Suinocultura integrada. A produção é segregada em múltiplos sítios, por meio de contratos de integração. Há produtores de leitões desmamados ou até a fase de creche, e produtores que fazem a engorda até o abate em sistemas por lote — all in, all out —, como crechários, terminadores e unidades de creche e terminação (wean to finish). Nesse modelo, o produtor é remunerado pelo serviço que presta, conforme o contrato, e não pela venda do animal ao mercado.
Confundir os dois leva a comparações sem sentido — e a decisões de investimento erradas.
O que a Embrapa mede, e onde consultar
A Embrapa Suínos e Aves calcula estimativas de custo de produção de suínos no mercado independente para os três estados da região Sul, e as disponibiliza na CIAS — Central de Inteligência de Aves e Suínos.
O formato importa:
- Custos unitários em reais por quilograma de peso vivo
- Detalhamento por componente: alimentação, mão de obra, depreciação, capital e outros
- Evolução em índice — o ICPSuíno (e o ICPFrango, para aves)
- Custo medido dentro da porteira, sem transporte dos animais para o abate
Essas estimativas são usadas por associações e entidades de representação setorial, órgãos públicos, agentes financeiros e instituições de pesquisa e ensino. Para o produtor, servem como referência de conjuntura: comparar o próprio custo com o índice diz mais sobre a saúde do negócio do que acompanhar apenas o preço de venda.
Por que o custo manda no resultado
O maior componente do custo na suinocultura é a alimentação — e a ração é feita majoritariamente de milho e farelo de soja. Isso tem uma consequência que todo produtor sente:
O resultado da suinocultura depende tanto do preço dos grãos quanto do preço do suíno.
Uma alta do milho comprime a margem mesmo com o preço do suíno estável. Uma queda do suíno com grãos caros produz o cenário clássico de prejuízo do setor. É por isso que acompanhar apenas a cotação do animal dá uma leitura incompleta.
Os demais componentes — mão de obra, depreciação de instalações e equipamentos, capital — mudam mais devagar, mas pesam na decisão de investir em automação e climatização, que variam bastante entre sistemas.

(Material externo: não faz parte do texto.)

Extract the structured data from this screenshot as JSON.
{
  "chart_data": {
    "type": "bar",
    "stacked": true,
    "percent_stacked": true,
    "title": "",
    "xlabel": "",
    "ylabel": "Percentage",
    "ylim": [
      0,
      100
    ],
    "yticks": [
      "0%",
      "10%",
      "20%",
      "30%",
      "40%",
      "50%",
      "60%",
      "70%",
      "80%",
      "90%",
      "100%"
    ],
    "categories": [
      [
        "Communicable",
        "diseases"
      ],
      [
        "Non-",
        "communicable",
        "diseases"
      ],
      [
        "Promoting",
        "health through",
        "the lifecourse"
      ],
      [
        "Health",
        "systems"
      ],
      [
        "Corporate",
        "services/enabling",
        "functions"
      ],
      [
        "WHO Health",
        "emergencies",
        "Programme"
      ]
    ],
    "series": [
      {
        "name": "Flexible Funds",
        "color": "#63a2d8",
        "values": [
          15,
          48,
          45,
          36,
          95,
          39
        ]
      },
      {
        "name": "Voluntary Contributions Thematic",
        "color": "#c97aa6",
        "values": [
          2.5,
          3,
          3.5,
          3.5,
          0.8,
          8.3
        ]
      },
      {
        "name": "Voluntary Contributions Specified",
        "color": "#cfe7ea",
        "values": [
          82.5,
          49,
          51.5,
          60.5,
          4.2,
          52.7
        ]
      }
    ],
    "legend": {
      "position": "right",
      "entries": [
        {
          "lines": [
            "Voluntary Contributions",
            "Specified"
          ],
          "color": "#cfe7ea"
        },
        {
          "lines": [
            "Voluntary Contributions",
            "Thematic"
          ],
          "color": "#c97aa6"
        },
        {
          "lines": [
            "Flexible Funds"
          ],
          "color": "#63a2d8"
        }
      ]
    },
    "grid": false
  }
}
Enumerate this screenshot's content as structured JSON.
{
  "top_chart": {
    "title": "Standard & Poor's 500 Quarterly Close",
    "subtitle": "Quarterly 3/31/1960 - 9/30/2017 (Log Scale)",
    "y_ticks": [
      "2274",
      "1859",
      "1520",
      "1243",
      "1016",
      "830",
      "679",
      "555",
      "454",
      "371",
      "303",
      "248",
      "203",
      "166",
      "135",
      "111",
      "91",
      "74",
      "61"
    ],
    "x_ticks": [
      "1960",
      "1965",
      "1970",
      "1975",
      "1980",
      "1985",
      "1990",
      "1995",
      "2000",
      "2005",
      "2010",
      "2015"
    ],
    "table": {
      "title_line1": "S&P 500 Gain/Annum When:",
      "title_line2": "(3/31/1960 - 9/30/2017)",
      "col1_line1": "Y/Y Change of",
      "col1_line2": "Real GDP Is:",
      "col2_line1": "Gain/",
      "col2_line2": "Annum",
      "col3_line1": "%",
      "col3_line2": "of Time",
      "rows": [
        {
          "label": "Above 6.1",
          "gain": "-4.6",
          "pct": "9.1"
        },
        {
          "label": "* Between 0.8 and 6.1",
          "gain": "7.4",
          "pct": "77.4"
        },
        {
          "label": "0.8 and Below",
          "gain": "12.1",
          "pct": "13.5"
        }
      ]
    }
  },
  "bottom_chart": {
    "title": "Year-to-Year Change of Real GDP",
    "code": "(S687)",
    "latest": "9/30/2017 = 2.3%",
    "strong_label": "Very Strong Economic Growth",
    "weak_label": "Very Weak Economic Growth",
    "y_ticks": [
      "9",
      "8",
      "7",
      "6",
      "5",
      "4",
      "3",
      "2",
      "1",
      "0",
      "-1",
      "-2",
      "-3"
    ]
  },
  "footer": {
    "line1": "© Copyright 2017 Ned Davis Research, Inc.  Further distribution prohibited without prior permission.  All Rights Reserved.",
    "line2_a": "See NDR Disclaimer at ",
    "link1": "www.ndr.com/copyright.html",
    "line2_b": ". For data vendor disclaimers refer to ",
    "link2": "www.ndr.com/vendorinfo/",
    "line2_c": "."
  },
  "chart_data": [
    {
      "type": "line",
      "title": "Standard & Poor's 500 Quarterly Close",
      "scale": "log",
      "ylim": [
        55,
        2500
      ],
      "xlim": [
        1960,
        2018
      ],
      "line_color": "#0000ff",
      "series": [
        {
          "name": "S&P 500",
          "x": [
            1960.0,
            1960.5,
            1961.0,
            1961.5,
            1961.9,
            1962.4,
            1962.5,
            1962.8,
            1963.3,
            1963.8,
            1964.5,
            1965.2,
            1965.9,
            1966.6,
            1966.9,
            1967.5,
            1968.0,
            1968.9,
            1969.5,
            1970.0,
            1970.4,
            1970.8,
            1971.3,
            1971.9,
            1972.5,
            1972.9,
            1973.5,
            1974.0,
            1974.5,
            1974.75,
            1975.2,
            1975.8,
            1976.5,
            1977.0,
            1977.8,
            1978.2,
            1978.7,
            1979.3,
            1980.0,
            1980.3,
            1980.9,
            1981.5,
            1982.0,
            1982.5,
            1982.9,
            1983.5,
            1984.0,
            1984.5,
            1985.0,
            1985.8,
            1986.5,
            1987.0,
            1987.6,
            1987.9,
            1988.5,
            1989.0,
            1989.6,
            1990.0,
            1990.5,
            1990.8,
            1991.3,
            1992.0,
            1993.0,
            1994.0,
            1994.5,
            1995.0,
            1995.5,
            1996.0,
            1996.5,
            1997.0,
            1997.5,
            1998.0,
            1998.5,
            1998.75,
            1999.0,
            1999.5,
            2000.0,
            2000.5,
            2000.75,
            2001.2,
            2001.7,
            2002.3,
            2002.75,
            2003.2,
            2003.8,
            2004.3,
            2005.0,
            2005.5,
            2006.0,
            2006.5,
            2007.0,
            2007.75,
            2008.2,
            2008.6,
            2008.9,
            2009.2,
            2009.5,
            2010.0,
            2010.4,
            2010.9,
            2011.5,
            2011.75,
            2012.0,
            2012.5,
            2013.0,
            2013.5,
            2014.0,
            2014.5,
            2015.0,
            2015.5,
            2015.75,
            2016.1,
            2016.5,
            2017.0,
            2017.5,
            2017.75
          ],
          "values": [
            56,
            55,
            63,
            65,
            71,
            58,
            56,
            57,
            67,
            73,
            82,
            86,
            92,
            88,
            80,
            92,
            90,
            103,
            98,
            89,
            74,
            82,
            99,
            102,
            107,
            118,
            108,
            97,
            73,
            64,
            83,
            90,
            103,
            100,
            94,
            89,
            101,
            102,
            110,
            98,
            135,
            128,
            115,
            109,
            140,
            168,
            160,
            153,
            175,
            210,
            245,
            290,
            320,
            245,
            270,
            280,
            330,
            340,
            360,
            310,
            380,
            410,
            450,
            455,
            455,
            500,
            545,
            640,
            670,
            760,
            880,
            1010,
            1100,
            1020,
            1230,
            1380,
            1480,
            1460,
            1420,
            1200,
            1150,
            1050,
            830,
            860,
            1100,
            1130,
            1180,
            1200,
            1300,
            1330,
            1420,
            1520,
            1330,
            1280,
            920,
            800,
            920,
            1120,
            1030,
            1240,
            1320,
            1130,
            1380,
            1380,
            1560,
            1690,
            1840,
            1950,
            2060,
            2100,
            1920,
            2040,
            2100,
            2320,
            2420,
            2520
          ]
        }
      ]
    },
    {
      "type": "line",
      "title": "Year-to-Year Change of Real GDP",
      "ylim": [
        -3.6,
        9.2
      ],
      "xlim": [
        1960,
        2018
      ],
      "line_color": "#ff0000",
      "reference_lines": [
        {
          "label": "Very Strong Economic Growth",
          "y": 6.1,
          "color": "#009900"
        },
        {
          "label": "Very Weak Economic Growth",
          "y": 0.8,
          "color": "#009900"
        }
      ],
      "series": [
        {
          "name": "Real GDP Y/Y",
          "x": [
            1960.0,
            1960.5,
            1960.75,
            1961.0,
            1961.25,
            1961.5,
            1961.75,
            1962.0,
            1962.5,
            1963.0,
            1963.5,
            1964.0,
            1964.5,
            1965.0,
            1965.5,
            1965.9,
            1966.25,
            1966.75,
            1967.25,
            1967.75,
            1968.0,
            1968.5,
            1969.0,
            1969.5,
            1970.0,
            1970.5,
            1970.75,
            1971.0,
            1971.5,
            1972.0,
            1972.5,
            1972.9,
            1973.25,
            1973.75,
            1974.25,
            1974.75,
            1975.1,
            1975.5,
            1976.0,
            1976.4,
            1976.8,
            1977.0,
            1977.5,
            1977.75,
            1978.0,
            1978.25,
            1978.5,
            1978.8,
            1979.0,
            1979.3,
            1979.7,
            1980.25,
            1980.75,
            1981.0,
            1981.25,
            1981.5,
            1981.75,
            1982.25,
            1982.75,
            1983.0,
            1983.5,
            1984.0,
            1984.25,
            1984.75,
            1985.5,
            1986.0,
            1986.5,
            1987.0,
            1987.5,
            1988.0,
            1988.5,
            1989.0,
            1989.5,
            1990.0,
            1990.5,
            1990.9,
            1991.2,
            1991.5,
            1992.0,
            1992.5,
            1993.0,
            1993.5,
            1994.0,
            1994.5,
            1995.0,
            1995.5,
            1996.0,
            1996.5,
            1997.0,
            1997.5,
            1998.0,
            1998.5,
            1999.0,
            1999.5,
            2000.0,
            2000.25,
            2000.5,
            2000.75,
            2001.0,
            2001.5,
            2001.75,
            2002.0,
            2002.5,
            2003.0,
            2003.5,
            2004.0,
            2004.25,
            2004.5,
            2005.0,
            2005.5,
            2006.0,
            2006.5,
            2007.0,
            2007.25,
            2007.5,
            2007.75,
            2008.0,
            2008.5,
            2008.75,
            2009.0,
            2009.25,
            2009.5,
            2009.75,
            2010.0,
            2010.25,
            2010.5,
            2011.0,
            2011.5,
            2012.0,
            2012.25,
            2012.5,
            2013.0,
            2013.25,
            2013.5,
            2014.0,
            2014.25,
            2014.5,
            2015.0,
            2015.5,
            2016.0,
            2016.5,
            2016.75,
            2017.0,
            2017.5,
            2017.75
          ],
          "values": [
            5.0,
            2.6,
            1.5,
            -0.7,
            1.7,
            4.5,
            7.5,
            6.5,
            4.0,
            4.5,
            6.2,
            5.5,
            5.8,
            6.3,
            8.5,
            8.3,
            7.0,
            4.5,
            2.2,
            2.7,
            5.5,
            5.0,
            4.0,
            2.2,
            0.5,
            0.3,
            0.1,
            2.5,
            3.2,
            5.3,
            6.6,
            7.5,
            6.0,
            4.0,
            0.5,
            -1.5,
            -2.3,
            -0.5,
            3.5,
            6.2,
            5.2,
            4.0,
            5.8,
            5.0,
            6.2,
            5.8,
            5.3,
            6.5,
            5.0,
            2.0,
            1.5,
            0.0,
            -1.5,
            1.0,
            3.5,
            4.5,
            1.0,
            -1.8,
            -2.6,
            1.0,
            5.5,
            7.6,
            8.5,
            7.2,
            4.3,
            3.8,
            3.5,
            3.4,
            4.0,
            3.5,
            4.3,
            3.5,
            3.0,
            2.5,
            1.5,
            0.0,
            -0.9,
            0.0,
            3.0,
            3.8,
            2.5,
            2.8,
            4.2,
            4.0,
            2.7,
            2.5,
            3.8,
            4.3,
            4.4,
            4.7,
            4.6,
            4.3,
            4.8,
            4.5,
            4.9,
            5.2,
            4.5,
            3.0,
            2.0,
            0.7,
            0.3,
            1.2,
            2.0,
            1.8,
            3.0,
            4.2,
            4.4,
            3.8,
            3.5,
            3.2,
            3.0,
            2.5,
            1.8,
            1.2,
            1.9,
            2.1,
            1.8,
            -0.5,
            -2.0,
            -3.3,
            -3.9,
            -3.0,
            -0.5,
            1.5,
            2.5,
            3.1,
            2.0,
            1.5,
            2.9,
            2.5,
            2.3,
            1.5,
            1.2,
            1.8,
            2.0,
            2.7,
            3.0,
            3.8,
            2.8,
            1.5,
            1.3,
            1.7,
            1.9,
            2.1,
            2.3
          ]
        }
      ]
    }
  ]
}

O que não publicamos aqui, e por quê
Preço do suíno e custo por quilo mudam continuamente. Publicar um número nesta página seria entregar uma informação que nasce velha e que o leitor pode tomar por atual meses depois.
A conduta correta é consultar a fonte que atualiza: a CIAS, da Embrapa Suínos e Aves, que publica os custos e os índices, e as fontes de cotação do seu estado — associações estaduais de suinocultores, boletins de mercado e a própria integradora, quando for o caso.
Como avaliar se o seu negócio fecha
- Calcule seu custo por quilo de peso vivo, com os mesmos componentes que a Embrapa usa — alimentação, mão de obra, depreciação, capital e outros.
- Compare com o índice publicado pela CIAS para a sua região e período.
- Acompanhe milho e farelo de soja, não só o preço do suíno.
- Considere a escala e o sistema: automação e climatização mudam custo fixo e desempenho.
- Se for integrado, a conta é outra: avalie a remuneração do contrato frente aos seus custos operacionais, e não frente ao preço de mercado do animal.
Este texto é informativo e descreve estrutura de custo e formação de preço. Decisões de investimento e de comercialização pedem números atualizados e assessoria técnica e contábil.